Milovanovic and Lamb argued that the indictment against them was due to be dismissed because, as independent contractors, they had neither an agency nor an employment relationship with the DOL and therefore could not have committed honest services mail fraud. Interpreting Skilling, the Ninth Circuit held that the breach of a fiduciary duty is a required element of honest services fraud, but that such fiduciary duty “is not limited to a formal ‘fiduciary’ relationship well-known in the law, but also extends to a trusting relationship in which one party acts for the benefit of another and induces the trusting party to relax the care and vigilance which it would ordinarily exercise.” Id. at *6–7. Because Milovanovic and Lamb, despite their independent contractor status, “well knew that the State relied on their fidelity in administering and translating the tests in order to grant CDLs to applicants,” the indictment against them alleged “a breach of a position of trust” sufficient to permit the prosecution to go forward.
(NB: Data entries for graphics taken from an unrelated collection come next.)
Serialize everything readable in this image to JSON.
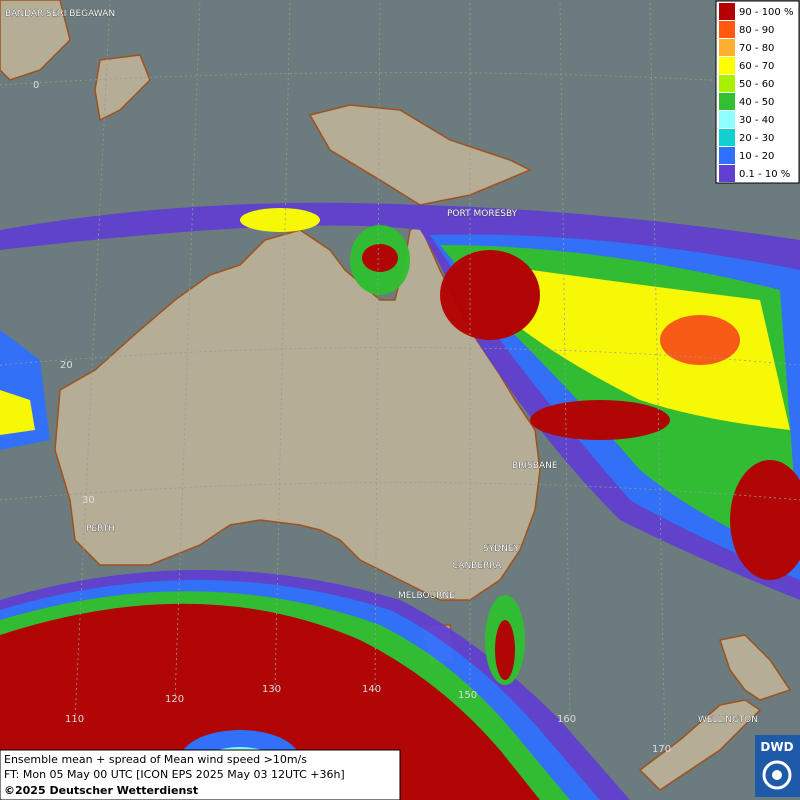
{
  "map": {
    "cities": [
      {
        "label": "BANDAR SERI BEGAWAN"
      },
      {
        "label": "PORT MORESBY"
      },
      {
        "label": "BRISBANE"
      },
      {
        "label": "PERTH"
      },
      {
        "label": "SYDNEY"
      },
      {
        "label": "CANBERRA"
      },
      {
        "label": "MELBOURNE"
      },
      {
        "label": "WELLINGTON"
      }
    ],
    "grid_labels": [
      "0",
      "20",
      "30",
      "110",
      "120",
      "130",
      "140",
      "150",
      "160",
      "170"
    ]
  },
  "legend": {
    "entries": [
      {
        "label": "90 - 100 %",
        "color": "#b40000"
      },
      {
        "label": "80 - 90",
        "color": "#ff5a10"
      },
      {
        "label": "70 - 80",
        "color": "#ffb030"
      },
      {
        "label": "60 - 70",
        "color": "#ffff00"
      },
      {
        "label": "50 - 60",
        "color": "#a8f000"
      },
      {
        "label": "40 - 50",
        "color": "#30c030"
      },
      {
        "label": "30 - 40",
        "color": "#90ffff"
      },
      {
        "label": "20 - 30",
        "color": "#10d0d0"
      },
      {
        "label": "10 - 20",
        "color": "#3070ff"
      },
      {
        "label": "0.1 - 10 %",
        "color": "#6040d0"
      }
    ]
  },
  "footer": {
    "lines": [
      "Ensemble mean + spread of Mean wind speed >10m/s",
      "FT: Mon 05 May 00 UTC [ICON EPS 2025 May 03 12UTC +36h]",
      "©2025 Deutscher Wetterdienst"
    ]
  },
  "logo": "DWD"
}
Id.Although the Ninth Circuit’s decision in Milovanovic clarifies that independent contractor status does not, on its own, preclude the existence of a fiduciary duty, the court nevertheless failed to provide the precise definition of fiduciary duty that Justice Scalia believed to be essential to a clear understanding of the conduct proscribed by § 1346. Instead, the Ninth Circuit largely punted that inquiry to the jury with little guidance apart from its vague “trusting relationship” formulation. A jury, therefore, now must decide whether Milovanovic and Lamb “acted for the benefit” of the DOL and induced the DOL to “relax the care and vigilance which it would ordinarily exercise.” Id.
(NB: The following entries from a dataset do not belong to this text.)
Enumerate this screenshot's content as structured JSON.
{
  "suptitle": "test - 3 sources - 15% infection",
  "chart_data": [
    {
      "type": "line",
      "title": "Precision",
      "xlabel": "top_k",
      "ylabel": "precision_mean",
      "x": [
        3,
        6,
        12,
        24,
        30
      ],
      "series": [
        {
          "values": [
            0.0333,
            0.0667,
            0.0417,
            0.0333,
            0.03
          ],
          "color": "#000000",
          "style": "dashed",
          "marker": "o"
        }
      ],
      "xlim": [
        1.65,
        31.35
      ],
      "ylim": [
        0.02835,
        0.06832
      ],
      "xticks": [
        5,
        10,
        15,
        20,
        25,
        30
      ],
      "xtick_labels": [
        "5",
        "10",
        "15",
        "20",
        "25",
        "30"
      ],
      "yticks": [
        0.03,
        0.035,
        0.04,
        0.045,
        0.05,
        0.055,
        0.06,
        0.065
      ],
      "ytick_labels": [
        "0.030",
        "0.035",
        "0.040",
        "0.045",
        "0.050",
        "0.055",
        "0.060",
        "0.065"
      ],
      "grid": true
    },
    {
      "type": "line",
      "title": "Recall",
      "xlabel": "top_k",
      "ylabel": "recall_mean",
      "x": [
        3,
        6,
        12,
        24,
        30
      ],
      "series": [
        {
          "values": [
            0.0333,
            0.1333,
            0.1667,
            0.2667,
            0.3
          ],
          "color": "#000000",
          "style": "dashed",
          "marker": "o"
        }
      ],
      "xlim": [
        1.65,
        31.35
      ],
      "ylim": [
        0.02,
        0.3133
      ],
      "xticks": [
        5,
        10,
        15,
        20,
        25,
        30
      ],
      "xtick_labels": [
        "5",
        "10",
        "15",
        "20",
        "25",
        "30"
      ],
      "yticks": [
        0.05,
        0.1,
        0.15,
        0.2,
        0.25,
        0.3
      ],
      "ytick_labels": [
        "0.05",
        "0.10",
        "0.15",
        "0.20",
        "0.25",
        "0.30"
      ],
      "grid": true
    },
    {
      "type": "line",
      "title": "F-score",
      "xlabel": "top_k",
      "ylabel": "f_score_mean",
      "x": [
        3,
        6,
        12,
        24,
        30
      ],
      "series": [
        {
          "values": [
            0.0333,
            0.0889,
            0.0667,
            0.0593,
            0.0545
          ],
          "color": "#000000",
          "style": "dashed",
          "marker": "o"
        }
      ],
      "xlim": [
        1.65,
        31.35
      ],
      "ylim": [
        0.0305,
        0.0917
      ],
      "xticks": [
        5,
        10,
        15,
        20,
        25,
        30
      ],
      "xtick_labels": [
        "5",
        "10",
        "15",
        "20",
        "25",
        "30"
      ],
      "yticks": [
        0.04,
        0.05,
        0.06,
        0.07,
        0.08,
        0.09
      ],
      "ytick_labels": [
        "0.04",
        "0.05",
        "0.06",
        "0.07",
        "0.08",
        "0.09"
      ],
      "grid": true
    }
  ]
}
In short, Milovanovic failed to provide much clarity in the honest-services realm. However, it has signaled that contractors of all stripes, and particularly government contractors, must be wary of the possibility that engaging in bribery or kickback activity may result in a charge of federal honest services fraud under § 1346. Moreover, it has also made clear that contractors may not rely on status as an “independent contractor” or arms-length dealing to avoid liability under the honest-services statute.